Shipbuilders aim to make ‘the greenest boat on the blue’

PORT HADLOCK — The energy levels inside a tall, U-shaped canvas shelter on a hillside are matched only by the whining grind of the power tools students and mentors use to cut, shape and smooth what shipwright Wayne Chimenti calls the “ultimate” youth expedition boat — Journeyman.
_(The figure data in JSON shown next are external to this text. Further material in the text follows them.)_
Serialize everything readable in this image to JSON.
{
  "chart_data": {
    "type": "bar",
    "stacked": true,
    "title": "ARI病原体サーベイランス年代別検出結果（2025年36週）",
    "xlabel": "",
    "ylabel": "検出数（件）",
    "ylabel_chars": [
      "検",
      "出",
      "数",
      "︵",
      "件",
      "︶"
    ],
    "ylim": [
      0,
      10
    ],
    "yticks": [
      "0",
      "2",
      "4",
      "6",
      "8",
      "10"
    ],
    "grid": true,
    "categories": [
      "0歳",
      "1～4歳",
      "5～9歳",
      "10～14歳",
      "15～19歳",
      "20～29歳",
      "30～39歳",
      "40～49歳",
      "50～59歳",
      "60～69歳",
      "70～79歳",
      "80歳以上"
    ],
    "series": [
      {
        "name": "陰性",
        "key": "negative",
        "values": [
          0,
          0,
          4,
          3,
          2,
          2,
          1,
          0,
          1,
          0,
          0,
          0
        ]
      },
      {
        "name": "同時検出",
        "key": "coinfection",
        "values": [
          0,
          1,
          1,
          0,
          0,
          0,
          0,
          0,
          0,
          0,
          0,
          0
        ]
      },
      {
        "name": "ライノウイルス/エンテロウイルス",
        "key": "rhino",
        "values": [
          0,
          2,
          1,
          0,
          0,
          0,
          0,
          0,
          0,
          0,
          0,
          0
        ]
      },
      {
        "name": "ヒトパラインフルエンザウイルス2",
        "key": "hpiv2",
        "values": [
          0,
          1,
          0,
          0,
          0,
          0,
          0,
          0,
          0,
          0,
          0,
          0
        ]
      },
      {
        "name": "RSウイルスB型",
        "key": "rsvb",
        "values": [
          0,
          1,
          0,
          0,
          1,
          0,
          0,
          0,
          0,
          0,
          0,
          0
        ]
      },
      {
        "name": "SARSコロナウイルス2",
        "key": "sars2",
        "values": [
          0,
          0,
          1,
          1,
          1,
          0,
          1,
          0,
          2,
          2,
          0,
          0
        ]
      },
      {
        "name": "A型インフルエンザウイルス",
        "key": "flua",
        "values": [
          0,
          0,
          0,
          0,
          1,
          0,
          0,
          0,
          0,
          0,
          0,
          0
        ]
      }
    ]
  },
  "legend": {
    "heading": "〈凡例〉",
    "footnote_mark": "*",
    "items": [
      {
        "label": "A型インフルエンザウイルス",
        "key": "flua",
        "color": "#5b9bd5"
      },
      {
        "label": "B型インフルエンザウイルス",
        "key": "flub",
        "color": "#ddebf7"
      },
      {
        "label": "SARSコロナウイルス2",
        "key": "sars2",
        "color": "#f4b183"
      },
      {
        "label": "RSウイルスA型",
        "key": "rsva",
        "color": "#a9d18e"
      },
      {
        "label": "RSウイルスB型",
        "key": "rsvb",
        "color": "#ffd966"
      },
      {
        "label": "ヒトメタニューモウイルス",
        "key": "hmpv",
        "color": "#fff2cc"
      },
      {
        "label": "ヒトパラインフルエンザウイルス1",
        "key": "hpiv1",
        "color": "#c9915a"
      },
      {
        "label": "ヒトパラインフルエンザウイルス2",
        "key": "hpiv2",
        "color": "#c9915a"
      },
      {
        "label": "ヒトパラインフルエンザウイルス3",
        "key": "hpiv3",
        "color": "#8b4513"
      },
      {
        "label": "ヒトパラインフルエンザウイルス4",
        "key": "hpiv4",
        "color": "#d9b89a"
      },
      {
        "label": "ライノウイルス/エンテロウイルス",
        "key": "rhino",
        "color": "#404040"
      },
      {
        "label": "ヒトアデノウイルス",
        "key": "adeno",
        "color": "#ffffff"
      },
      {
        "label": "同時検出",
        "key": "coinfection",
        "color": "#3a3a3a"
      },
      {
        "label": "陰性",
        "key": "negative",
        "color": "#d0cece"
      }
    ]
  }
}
The Port Townsend Community Boat Project was at full tack last week as students and adult-mentor volunteers chiseled and sanded the bow of a 24-foot dory, while others cut pieces for the longboat-style main mast and plane oars being built in the temporary structure that the nearby Northwest School of Wooden Boatbuilding loaned to the program.

Green sailing

“We’re going to shoot to be the greenest boat on the blue,” said program coordinator and affable seafaring man Chimenti, a rigger, sailmaker and former longtime captain of Sound Experience’s 133-foot Port Townsend-base educational schooner Adventuress.

This includes efficient design, sustainable materials, eco-friendly products and cutting-edge technology blended with traditional style, Chimenti said.

“We are dedicated to creating the most sustainable boat with minimum negative impact on the environment, but one with maximum impact on the students,” he said.

“As we voyage, we will have a positive effect on Puget Sound through the work we do and as a floating example to other boaters. We hope our work will lead the marine trades into a greener future.”

High school students

High school students from Chimacum schools Partners in Education program, or PIE, and Port Townsend schools Individual Choice Education program, or ICE, are working under the tutelage of local master trades craftsmen to design, build and — by April — sail the dory that will float eight paddlers and up to 12 people altogether.

Students earn high school and Running Start college credits through the programs.

Eight enthusiastic youths and five patient mentors on Friday marked a milestone in the project launched in September — they turned over the boat in progress after laying sheets of apitong, a commercial species of a Malaysian hardwood, on a carefully designed framework lofted with the guidance of Jeff Hammond, a Northwest School of Wooden Boatbuilding instructor for 25 years.

“It’s something the kids can get hands-on with,” said Hammond, who has led hundreds of students through the lofting and building of more than 75 vessels ranging in size from 8 to 50 feet.

The program is about community working together to benefit youth, said Marci Van Cleve, who coordinates the Port Townsend ICE and Chimacum PIE programs and is acting as a liaison between the schools and marine trades education.

“They are learning things they don’t learn at home but can take to the outside world,” Van Cleve said, adding that the project aims to build a bridge between high school youths and the marine trades, a growing industry in Jefferson County.

When the boat sails around Puget Sound, students will have an opportunity to study and monitor the marine ecology, increasing environmental literacy and awareness.

Julieanne Gurnee, 17 and a Chimacum High School PIE student, worked carefully with a circular power sander, smoothing the Journeyman’s freshly laid bow.

“It’s great to be able to work with all of these people,” she said, adding it was her first experience with a power tool.

Considering a career in marine biology, Gurnee said she thought having knowledge of boats from the ground up would be valuable.

Jedediah Sexton, a 17-year-old Port Townsend High School ICE student who was hand-chiseling bumps in the boat’s joints on Friday, said he had helped his father and brothers fix boats at home, but he had never been involved in boat building.

Along with the Northwest School of Wooden Boatbuilding, other partners in the project are Chimacum High School, Port Townsend High School, Peninsula College and Washington State University, Puget Sound Voyaging Society and Youth Adventure.

Boat’s design

Chimenti said the boat’s basic lines are of the classic, traditional dory used for hundreds of years.

The boat’s hull lines come from Kit Africa and Jim Franken, two well-known Port Townsend designers.

The sailing rig will be a traditional gunter yawl, he said.

“Handy, yet not boring for a bunch of students, it will even have a small squaresail for fun and a nod to sailors of yore,” he said.

The boat will have a centerboard to add weight low and perform to windward, with “a new German Torqueedo electric auxiliary outboard, sustainably recharged to match the vessel’s eco-appropriate character, for that rare occasion we need a little boost.”

The vessel will be mostly an open boat, but with positive flotation with watertight compartments in the bow and stern and under every thwart, he said.

The three-eighths-inch plywood will be glassed over for durability and strength, he said.

The finished craft will be virtually unsinkable, easily trailerable and light enough to pull up on a beach for camping, he said.

“This is not just any little boat project,” said Chimenti, who hopes to showcase the Journeyman at the annual Pacific Challenge in late May in Anacortes.

The event celebrates Captain George Vancouver’s exploration of Puget Sound with several maritime events and activities, including rowing and sailing.